Revenir en haut de la page
Home| Social / RH| Protection sociale| Dépêche n°615629

Retraites : la CGT réitère à Jean-Paul Delevoye son opposition au projet de réforme par points

Dans la foulée de sa rencontre avec le haut-commissaire à la réforme des retraites Jean-Paul Delevoye le 29 octobre 2019, la CGT rappelle que la priorité doit être de "s’attaquer aux inégalités". La confédération critique les réponses du gouvernement "pas appropriées à ces enjeux" et susceptibles "d’aggraver ces situations". La CGT dénonce un "hold-up social" et propose de s’attaquer aux niches sociales, revenir sur les exonérations de cotisations patronales et sociales pour les entreprises. Des propositions qui seront "au cœur des mobilisations" de la journée de grève du 5 décembre prochain.

Le CGT propose de supprimer les exonérations de cotisations patronales qui "privent la sécurité sociale de 15 milliards d’euros" Droits réservés - DR

Lors de sa rencontre avec le Haut-commissaire à la réforme des retraites Jean-Paul Delevoye mardi 29 octobre, la CGT lui a réitéré son opposition au projet de la réforme par point. Trois thématiques ont été abordées, d’après le communiqué diffusé le 30 octobre par la confédération syndicale : "financement et recettes du système de retraite", "prise en compte de la pénibilité" et "réduction des inégalités". "La retraite étant le reflet de la vie active, la priorité est de s’attaquer aux inégalités", demande la CGT.

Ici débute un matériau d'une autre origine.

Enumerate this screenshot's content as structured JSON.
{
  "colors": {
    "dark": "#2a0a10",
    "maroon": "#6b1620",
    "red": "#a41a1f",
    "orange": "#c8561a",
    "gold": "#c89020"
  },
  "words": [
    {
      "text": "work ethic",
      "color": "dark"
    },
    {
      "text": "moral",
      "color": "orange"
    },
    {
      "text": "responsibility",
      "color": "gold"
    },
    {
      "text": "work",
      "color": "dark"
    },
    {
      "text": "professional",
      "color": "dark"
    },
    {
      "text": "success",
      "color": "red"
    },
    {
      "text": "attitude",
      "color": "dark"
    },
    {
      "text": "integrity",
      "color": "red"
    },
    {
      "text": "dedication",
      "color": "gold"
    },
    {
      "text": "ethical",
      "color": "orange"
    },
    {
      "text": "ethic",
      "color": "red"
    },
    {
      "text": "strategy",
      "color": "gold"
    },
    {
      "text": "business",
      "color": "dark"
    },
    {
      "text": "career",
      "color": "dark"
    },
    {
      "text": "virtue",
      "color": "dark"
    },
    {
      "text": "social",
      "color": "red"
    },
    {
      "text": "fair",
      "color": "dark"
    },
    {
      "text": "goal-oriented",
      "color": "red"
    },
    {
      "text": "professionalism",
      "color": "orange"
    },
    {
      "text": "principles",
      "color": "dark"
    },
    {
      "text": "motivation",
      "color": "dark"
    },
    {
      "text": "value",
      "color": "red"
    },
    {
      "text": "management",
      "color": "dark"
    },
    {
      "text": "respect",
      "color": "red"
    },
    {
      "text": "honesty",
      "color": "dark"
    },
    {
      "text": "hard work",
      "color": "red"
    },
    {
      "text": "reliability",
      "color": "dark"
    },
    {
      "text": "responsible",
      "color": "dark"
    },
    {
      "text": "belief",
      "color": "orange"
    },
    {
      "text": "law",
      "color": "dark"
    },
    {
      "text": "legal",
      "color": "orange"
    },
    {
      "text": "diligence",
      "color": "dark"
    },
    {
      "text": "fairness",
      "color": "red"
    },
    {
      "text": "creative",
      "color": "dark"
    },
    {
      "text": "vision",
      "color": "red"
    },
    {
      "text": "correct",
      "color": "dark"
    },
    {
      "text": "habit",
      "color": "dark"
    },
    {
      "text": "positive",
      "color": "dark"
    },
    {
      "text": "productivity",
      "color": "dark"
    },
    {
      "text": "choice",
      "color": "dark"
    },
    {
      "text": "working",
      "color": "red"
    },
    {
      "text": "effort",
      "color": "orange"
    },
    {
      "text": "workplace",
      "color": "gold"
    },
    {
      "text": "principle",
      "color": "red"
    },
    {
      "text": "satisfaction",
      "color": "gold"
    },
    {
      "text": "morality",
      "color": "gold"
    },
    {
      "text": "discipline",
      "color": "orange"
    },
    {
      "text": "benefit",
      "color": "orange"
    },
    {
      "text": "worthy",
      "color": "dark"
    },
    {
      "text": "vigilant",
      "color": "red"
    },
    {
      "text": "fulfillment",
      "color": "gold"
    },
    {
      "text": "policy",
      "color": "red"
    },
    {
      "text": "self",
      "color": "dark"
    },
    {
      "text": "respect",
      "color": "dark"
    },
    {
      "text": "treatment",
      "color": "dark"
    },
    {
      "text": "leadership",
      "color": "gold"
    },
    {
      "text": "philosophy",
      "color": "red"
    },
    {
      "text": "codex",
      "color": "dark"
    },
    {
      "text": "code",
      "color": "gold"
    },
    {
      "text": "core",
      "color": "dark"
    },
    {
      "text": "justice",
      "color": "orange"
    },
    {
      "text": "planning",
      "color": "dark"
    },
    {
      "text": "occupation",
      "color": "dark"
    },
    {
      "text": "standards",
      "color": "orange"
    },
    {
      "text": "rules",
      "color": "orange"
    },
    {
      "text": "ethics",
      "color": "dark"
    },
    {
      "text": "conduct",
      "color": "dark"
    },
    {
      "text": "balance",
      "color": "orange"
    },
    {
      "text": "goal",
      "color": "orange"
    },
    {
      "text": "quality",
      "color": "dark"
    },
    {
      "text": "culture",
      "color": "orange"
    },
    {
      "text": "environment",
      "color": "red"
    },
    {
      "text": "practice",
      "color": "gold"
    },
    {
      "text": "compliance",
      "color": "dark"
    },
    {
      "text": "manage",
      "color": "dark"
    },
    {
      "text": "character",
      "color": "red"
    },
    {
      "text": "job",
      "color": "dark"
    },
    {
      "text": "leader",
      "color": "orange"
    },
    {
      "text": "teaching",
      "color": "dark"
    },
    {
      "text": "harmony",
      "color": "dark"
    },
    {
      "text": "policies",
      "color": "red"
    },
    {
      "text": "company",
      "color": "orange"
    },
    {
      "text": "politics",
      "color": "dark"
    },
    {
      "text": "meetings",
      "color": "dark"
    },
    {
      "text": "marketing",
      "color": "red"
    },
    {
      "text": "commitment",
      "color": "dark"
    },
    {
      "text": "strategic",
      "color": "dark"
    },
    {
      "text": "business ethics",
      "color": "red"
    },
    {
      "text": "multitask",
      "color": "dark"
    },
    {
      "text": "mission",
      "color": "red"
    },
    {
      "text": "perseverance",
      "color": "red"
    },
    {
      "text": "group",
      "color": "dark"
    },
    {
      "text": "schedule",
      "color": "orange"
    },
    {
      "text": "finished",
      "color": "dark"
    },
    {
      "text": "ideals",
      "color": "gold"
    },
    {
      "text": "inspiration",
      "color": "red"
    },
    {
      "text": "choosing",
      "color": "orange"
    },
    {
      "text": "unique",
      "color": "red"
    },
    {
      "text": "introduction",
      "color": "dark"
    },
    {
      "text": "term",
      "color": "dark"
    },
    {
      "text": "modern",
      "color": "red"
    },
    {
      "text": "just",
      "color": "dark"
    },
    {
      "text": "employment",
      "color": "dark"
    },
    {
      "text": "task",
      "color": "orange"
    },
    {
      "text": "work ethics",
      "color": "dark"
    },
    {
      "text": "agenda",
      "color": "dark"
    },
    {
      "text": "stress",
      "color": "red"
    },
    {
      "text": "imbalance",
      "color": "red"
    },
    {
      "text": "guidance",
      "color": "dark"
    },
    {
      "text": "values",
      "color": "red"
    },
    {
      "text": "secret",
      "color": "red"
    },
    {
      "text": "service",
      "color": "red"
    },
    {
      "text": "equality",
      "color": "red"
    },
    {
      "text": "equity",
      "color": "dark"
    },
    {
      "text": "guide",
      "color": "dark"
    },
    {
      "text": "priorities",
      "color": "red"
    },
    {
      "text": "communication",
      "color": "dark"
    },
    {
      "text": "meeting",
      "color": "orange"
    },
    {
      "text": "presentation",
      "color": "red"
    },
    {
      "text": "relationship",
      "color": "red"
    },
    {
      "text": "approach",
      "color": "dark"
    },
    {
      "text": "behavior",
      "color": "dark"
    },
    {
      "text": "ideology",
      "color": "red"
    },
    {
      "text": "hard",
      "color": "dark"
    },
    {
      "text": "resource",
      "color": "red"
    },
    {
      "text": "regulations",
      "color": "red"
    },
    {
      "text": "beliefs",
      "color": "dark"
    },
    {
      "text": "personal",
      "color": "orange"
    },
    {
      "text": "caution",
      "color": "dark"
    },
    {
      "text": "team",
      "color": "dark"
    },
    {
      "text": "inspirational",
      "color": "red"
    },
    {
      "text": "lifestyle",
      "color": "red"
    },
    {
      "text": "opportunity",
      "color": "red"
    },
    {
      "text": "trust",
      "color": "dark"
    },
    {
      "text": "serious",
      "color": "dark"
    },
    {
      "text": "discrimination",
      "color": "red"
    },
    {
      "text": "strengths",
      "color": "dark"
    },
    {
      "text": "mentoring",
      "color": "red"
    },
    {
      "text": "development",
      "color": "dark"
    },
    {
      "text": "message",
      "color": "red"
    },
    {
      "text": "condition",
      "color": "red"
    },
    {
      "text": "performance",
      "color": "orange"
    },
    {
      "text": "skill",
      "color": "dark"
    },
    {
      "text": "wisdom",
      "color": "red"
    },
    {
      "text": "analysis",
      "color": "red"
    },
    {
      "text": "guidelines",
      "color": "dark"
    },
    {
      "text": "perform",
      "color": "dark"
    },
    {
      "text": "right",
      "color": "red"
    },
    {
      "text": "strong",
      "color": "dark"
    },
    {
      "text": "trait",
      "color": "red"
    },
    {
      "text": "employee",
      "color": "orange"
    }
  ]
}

Niches sociales, exonérations : "Un Hold-up social"

La centrale propose plusieurs "sources" de financements : supprimer les exonérations de cotisations patronales, qui résultent des "orientations gouvernementales" et "privent la sécurité sociale de 15 milliards d’euros". Ou encore s’attaquer aux niches sociales, "qui pèsent à hauteur de 90 milliards d’euros sur le budget de la sécurité sociale", pointe la CGT en citant "le rapport récent de la Cour des comptes".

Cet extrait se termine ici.